Rimangono stralci di dialoghi ripresi milioni di volte:
“Se la bellezza vi strega”, sostiene Denham prima di incontrare Kong, “La bestia diventa docile”.
“Kong, l’ ottava meraviglia del mondo!” annuncia ancora il regista presentando il gorilla imprigionato al mondo intero.
“Allora Denham gli aeroplani ce l’ hanno fatta eh?” Chiede infine un amico al regista dopo la caduta di Kong dal grattacielo ricevendo una delle risposte più famose di ogni tempo: “Oh no, non sono stati loro. È stata la bella che ha sconfitto la bestia!”

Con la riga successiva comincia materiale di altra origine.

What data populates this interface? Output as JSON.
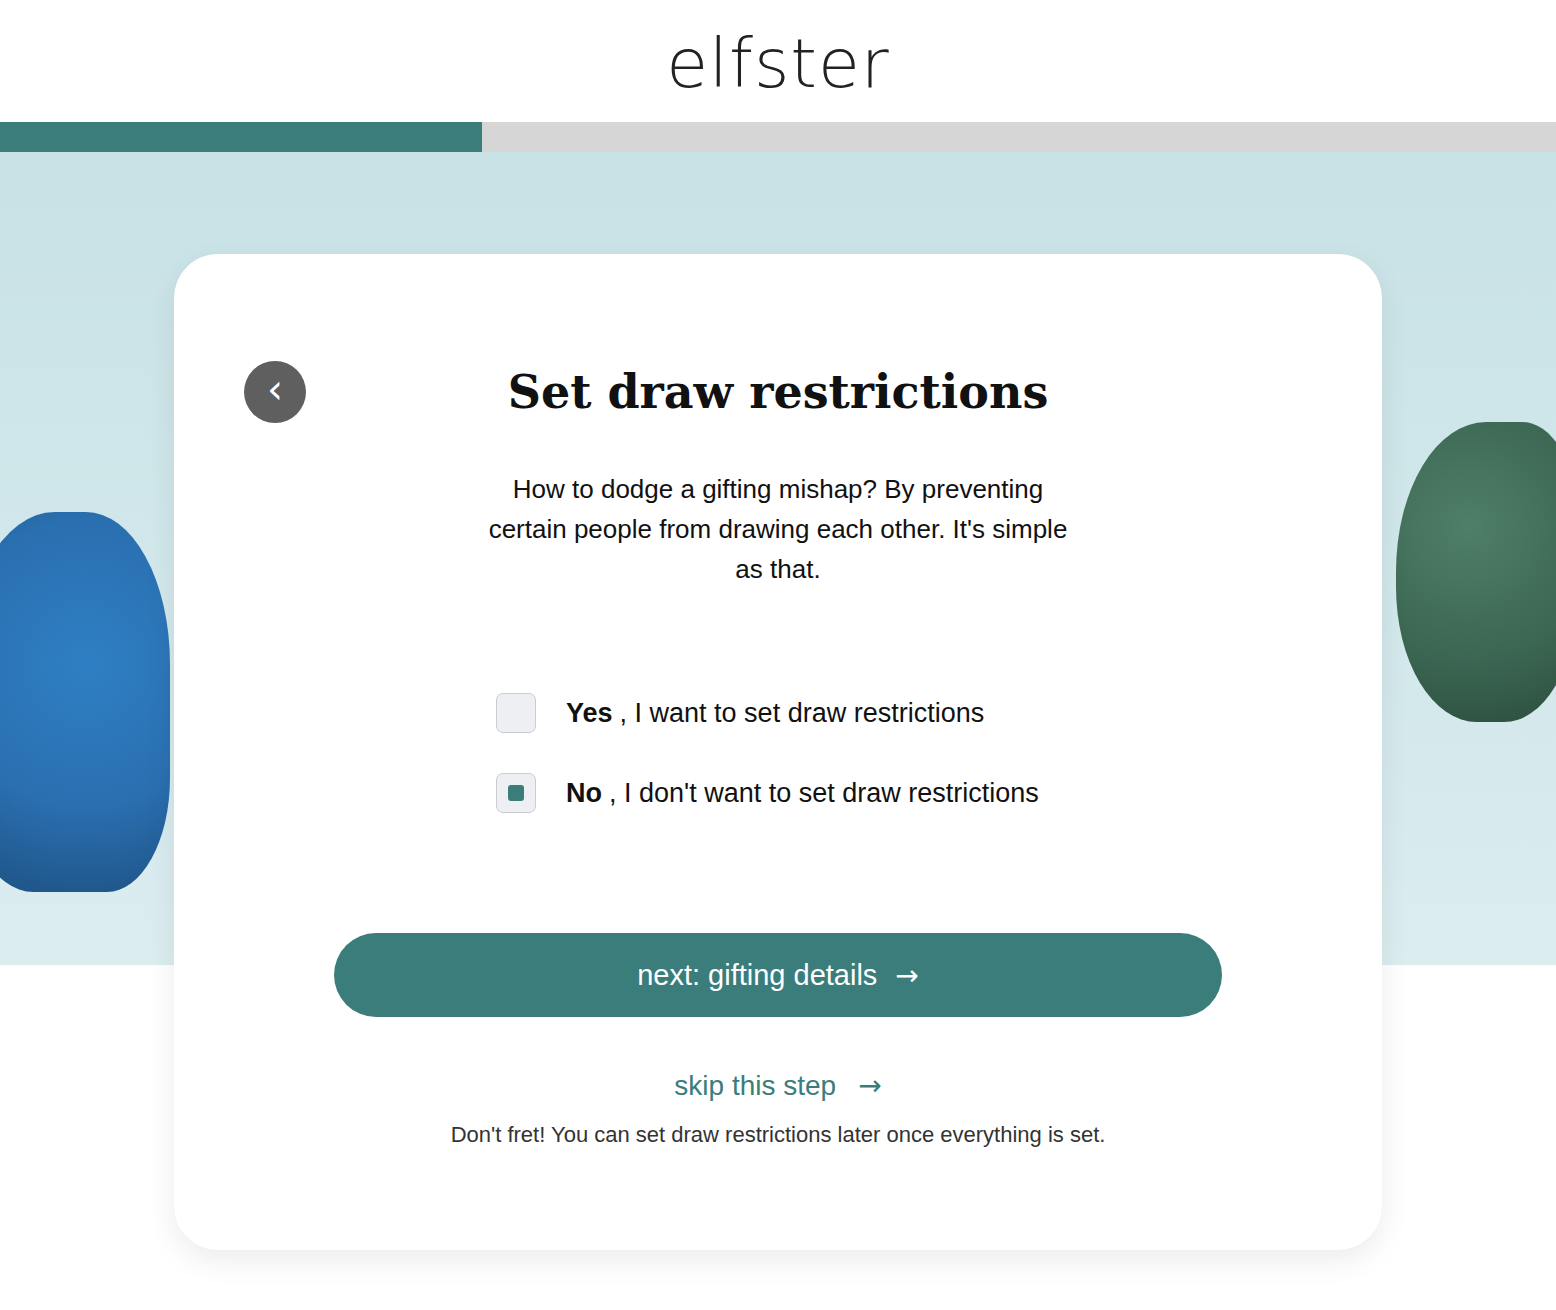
{
  "header": {
    "logo": "elfster"
  },
  "progress": {
    "level": 0.31
  },
  "card": {
    "back": {
      "label": "‹"
    },
    "title": "Set draw restrictions",
    "description": "How to dodge a gifting mishap? By preventing certain people from drawing each other. It's simple as that.",
    "options": [
      {
        "emphasis": "Yes",
        "label": ", I want to set draw restrictions",
        "selected": false
      },
      {
        "emphasis": "No",
        "label": ", I don't want to set draw restrictions",
        "selected": true
      }
    ],
    "next_button": {
      "label": "next: gifting details",
      "arrow": "→"
    },
    "skip": {
      "label": "skip this step",
      "arrow": "→"
    },
    "note": "Don't fret! You can set draw restrictions later once everything is set."
  }
}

Rimane un ruggito che ha fatto storia ottenuto registrando al contrario una fusione di quello di un leone e di una tigre abbassato di un’ ottava.
Rimane la tecnica della stop- motion di Willis O’ Brien utilizzata qui per la seconda volta dopo “Il mondo perduto” in grande stile.
Rimane un film straordinario che rubacchia qualche idea a “Il mondo perduto” (in particolare il fatto che si decida di trasportare Kong in città e la successiva furia dello scimmione) e che condivide il set (oltre al regista Schoedsack e a buona parte del cast) con il contemporaneo “La pericolosa partita” (in particolare si ricorda il tronco sdraiato su cui Kong cattura e uccide alcuni uomini) ma che sa regalare momenti davvero straordinari e indimenticabili che entrano di diritto nella storia del cinema mondiale.
Rimane King Kong.
REGIA: Ernest B. Schoedsack, Merian C. Cooper
ANNO: 1933
GENERE: Fantastico, avventura
VOTO: 9, 5 (per l’ idea non proprio originalissima dato che l’ influenza de “Il mondo perduto” si sente molto).
CONSIGLIATO A CHI: vuole poter dire di aver visto un classico immortale
QUANTO POTREBBERO FARVI RIDERE I MODELLINI DI KING KONG SE NON CI SIETE ABITUATI: 10. Se poi però tra 100 anni i vostri nipoti rideranno degli effetti digitali del Kong di Jackson (cosa che molto probabilmente avverrà) non lamentatevi!